Mini Review: Hotel Chevalier by Wes Anderson
UPDATE 3: Well, now that the credits are right there, that song is “Where Do You Go To (My Lovely)” by Peter Sarstedt. It’s on the youtubes. It was his big #1 hit in ‘69. And I was close with the lyric, it’s “With your carefully designed topless swimsuit / You get an even suntan on your back and on your legs”. Which, you have to admit, is a pretty great thing to say.
UPDATE: Oh, I totally forgot, but the scuttlebutt is that Hotel Chevalier will be available for free download on the iTunes music store sometime today. Not now, though. Sad.
So yesterday eve I was perusing Gothamist and stumbled across their posting of the Hotel Chevalier screening at the Apple Store SoHo. Not only was it a free screening but Wes, Jason Schwartzman and Natalie Portman would be there, too. So I rounded up the troop and we headed down. Sadly, I forgot to bring my camera, so the best I got was this one with the ol’ iPhone. Not bad, all things considered.

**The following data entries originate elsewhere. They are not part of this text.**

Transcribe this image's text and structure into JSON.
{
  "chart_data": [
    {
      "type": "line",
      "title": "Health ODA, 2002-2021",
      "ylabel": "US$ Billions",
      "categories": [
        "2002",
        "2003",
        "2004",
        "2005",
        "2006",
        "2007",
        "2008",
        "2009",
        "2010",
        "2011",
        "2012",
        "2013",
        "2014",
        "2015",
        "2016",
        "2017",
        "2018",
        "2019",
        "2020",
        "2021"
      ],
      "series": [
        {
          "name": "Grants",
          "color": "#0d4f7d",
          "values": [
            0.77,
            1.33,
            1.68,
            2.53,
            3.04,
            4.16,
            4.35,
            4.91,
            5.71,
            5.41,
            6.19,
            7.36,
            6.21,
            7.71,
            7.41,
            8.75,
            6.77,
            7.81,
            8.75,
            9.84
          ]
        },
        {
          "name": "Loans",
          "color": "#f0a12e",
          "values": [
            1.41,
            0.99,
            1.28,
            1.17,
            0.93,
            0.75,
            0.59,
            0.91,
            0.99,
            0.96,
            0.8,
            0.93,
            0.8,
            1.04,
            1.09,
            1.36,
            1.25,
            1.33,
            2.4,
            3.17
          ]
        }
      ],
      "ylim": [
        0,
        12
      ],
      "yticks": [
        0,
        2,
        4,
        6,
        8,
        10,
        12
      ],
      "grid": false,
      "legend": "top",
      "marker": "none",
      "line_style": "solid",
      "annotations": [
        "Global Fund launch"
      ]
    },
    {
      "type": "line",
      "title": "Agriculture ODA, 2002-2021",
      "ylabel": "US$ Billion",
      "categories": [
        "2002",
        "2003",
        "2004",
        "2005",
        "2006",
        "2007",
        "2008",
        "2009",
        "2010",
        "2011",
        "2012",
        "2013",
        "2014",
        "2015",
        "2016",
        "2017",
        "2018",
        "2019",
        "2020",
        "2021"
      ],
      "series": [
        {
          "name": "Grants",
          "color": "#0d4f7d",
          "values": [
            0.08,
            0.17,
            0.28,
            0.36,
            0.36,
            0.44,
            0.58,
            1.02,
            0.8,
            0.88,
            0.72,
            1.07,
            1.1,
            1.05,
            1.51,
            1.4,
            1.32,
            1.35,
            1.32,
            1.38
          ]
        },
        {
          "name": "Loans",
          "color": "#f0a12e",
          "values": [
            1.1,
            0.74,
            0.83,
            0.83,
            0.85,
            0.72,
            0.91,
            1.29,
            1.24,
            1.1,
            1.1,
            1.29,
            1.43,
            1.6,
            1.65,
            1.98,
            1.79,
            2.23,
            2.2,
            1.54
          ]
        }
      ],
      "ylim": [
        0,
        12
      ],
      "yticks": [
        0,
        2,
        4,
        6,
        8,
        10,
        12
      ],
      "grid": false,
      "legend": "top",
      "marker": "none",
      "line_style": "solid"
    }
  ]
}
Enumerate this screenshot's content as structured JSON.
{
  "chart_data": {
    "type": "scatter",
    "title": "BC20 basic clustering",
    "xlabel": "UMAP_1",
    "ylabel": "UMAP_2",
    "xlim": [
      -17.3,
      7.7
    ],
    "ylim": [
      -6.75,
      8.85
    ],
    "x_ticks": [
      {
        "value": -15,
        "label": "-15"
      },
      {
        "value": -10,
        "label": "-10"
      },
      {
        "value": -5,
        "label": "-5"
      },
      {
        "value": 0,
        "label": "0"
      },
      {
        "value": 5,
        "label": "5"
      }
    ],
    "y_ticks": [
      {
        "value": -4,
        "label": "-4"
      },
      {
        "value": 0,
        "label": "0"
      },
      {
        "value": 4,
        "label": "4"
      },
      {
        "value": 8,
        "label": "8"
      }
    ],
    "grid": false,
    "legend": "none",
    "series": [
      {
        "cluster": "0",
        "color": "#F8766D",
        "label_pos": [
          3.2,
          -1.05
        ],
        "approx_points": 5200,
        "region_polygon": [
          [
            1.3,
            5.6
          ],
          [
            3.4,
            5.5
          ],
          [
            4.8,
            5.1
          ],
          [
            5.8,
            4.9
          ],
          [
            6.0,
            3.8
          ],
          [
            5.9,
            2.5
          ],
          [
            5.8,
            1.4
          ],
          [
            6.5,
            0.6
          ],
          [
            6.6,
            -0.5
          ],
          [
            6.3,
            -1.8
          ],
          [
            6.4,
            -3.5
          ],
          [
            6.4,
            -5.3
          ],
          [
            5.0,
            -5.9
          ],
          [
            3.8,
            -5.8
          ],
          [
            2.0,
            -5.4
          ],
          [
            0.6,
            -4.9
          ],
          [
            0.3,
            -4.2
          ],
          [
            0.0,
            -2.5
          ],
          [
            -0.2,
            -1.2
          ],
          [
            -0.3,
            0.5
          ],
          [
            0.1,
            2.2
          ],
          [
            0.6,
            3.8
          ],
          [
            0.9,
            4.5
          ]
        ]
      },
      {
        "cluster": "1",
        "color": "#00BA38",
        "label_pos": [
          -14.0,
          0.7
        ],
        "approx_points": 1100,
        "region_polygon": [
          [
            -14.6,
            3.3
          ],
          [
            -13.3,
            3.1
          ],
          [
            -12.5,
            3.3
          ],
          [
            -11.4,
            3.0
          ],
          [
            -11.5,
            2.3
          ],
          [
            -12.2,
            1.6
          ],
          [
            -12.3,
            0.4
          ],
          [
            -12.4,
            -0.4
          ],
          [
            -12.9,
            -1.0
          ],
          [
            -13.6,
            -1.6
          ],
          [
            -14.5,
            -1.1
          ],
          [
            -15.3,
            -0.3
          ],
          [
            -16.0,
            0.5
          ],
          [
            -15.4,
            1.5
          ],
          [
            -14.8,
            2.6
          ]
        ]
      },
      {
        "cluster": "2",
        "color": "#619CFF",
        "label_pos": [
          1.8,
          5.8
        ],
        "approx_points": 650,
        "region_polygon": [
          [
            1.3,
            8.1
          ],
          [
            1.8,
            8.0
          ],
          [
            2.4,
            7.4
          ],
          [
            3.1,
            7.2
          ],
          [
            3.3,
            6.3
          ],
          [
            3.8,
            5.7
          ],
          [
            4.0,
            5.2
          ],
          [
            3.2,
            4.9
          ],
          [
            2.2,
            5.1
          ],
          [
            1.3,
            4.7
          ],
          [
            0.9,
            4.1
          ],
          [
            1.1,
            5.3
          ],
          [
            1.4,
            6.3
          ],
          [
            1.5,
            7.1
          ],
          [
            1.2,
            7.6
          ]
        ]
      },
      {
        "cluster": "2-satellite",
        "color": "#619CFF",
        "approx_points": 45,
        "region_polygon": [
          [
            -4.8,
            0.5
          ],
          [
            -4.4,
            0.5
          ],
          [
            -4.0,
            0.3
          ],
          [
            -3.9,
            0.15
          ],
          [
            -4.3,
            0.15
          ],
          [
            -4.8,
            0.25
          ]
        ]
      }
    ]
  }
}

Now, I don’t know why I thought this, but the plan was to grab some dinner at Kelley and Ping’s at 7 and then mosey on over at 8 (it was slated to start at 9). When we got there though, we noticed that the line was already ridiculously long so we queued up at 7. Unfortunately they didn’t let in till well after 9 and because we were kinda at the back of the line we had really crappy views – for me it wasn’t too bad, I could see the movie and if I stood on my tippy tippy toes I could see the ensuing interviewers as well.
It was a
12 13 minute movie – a prequel to Darjeeling Limited, filmed a year before Darjeeling was written, I think they said. It is set completely in a hotel room featuring Jason and Natalie. I think I was pretty worried about this initially – I haven’t loved his most recent movies, but this short slowly but surely won me over. Initially, I felt it was more of the same – beautifully shot, quirky characters, childlike behaviour. But as the short moved on, it’s doggedly slow pace and very different approach to love ultimately seemed worlds away from his previous movies. With little dialogue (they said the script was 2.5 pages!) the feeling came from how Wes built in the silence. It was honestly amazing how much he conveyed with so little. It was 12 13 of my favourite Wes minutes since Rushmore. (another set of favourite minutes is the bee scene from Rushmore, but that’s neither here nor there) Very well worth seeing.
After that, Wes, Natalie and Jason came out to much applause for a little Q&A. The first question was directed at Natalie wondering about her decision to do the nude scene in the movie. To which she basically said, “Wes is the man, what can I say?” Then, sort of strangely and sort of not, the crowd pretty much didn’t ask her anything else directing most of the questions at Wes and Jason.
Wes gave his reasoning as to why he wasn’t showing the short with Darjeeling Limited. Which is that, he doesn’t want Hotel Chevalier to be seen immediately before the movie – he wanted a bit of space between one and the other. At the festival, they’d show the short and then come out and chat and then show the movie. Can’t really do that in the theaters. So, it might come up in the movies later and definitely on the DVD. I dunno how I feel about that, I think if he puts it in theaters later, it’ll be annoying and seem much more like a marketing ploy to get people to watch the movie twice. Still, if Darjeeling is as good as the short, it’ll work on me.
In general the Q&A was pretty interesting – my aging brain can’t remember much. They talked about how they wrote some of the script on a train in India and how they finished on top of a mountain. Must be nice to be a famous actor and director. :) They didn’t really talk enough about the music and scoring that is always so awesomely amazing in Wes’ films. This film featured a song with lines along these lines (paraphrased, my old brain, etc.. etc…) “Your carefully designed topless swimming suit / giving you an even tan on your back / and your legs” in some olde thyme rhythm. I had assumed it was written for the movie, but I think he said he just heard it and loved it.
The short gives me renewed hopes that Darjeeling’s going to be great. And it opens this saturday! I thought it was just showing at the NYFF and that I had long missed my chance to see it anytime soon but fortunately not, it’s opening on a few screens this weekend. Anyone down?
Oh, and if you don’t know what all the fuss is about and you haven’t seen them already you ought to go and rent Bottle Rocket and Rushmore. Post haste.